Alargó una pierna e hizo descansar el pie encima de la mesa. Lo tenía fino y estrecho, con largos dedos y el tobillo delicado.
– ¿A qué ha venido usted?
– ¿No se lo dijo Markoff?
– No.
– Pero, se lo imagina.
– Sí. Ha venido a impedir que las guerrillas encuentren los misiles y se adueñen de ellos.
– Exactamente. Necesito su ayuda.
– ¿Para qué? Ustedes, los de la CÍA, con su poder y su prepotencia, se bastan y se sobran para acabar con las guerrillas, con los misiles y con Costa Rica. -Me miró con sorna.

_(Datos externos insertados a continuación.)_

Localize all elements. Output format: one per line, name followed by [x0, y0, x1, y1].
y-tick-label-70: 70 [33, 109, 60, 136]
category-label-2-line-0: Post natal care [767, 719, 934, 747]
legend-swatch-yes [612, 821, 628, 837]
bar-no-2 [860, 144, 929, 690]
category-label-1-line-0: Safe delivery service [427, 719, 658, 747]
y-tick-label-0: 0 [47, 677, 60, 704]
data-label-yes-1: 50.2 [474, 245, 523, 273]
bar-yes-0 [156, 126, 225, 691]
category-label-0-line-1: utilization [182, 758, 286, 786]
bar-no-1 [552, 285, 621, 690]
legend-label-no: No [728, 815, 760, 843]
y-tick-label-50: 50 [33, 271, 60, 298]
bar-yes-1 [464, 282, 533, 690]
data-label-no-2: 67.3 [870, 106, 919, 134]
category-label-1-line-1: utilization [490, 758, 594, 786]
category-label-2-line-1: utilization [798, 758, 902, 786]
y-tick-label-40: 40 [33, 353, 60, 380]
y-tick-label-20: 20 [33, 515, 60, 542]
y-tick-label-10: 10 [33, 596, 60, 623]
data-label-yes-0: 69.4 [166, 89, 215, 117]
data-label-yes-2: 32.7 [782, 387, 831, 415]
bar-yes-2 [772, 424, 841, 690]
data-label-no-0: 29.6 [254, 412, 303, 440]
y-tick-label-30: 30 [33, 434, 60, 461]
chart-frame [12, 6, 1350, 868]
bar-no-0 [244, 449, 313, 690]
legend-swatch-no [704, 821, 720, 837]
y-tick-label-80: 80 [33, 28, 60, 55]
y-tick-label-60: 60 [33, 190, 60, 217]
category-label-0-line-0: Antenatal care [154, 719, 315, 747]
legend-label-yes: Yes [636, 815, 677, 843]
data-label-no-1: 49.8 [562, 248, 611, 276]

– Con la pequeña diferencia de que nosotros los de la CÍA, en este caso, yo, el de la CÍA, no podemos andar dando mucho escándalo… ¿Hablamos en serio?
Asintió.
– Bien. Yo no puedo utilizar el poderío de la CÍA, primero, porque el Gobierno de Costa Rica no sabe lo que está enterrado en Talamanca, al sur de Cartago. Por cierto, ¿ha estado usted allí?
– No.
– … Segundo, porque no sé quién de la CÍA quiere que evitemos la tragedia y quién quiere que se arme la marimorena. Tercero, porque el Club… -La miré inquisitivamente, para ver si había oído hablar del Club; asintió nuevamente con la cabeza-… El Club es un cáncer que hay que eliminar y no quiero levantar liebres innecesarias. Y lo haría, si anduviera pregonando a los cuatro vientos lo que quiero hacer.
– ¿Ha oído usted hablar del comandante Ernesto?
– No. ¿Quién es?
– El comandante Ernesto es el jefe de las guerrillas en Costa Rica. Lleva un año organizándolas. Un verdadero genio. Hace un año tomó a un grupo de estudiantes y de campesinos medio chiflados, de ideología incierta e insegura y, desde entonces, los ha organizado, les ha enseñado a combatir, a sacrificarse.
– ¿Cuántos son?
– Unos noventa, pero cada día se suman más… Por ahora, no los utiliza más que en acciones de frontera, en el norte, cerca de Nicaragua… Asaltos a la gente de ARDE… cosas así. Pronto empezarán aquí y creo que intentarán estrenarse con un golpe espectacular…
– ¿Como capturar los misiles norteamericanos?
Hizo una afirmación con la cabeza.
– Como capturar los misiles norteamericanos… y -sonrió-hacerle chantaje a los Estados Unidos.
– ¿Qué? ¡Santo cielo! Ese hombre está loco. ¿No se da cuenta de lo que puede ocurrir en cuanto se enteren en Washington de que tiene los misiles?
Ladeó la cabeza e hizo una mueca mitad de resignación y mitad de indiferencia. Se levantó sin esfuerzo aparente y se dirigió hacia una puerta, detrás de la cual vi que estaba la cocina. Me incliné hacia adelante para seguirla con la mirada; igual que me ocurría con Marta, me fascinaba la parte baja de su espalda, arqueada y perfecta, con los músculos tensándose suavemente debajo de la piel y dos hoyuelos, perfectamente visibles por encima de la parte baja del bikini. Abrió la nevera y el reflejo de la luz le dio en el estómago.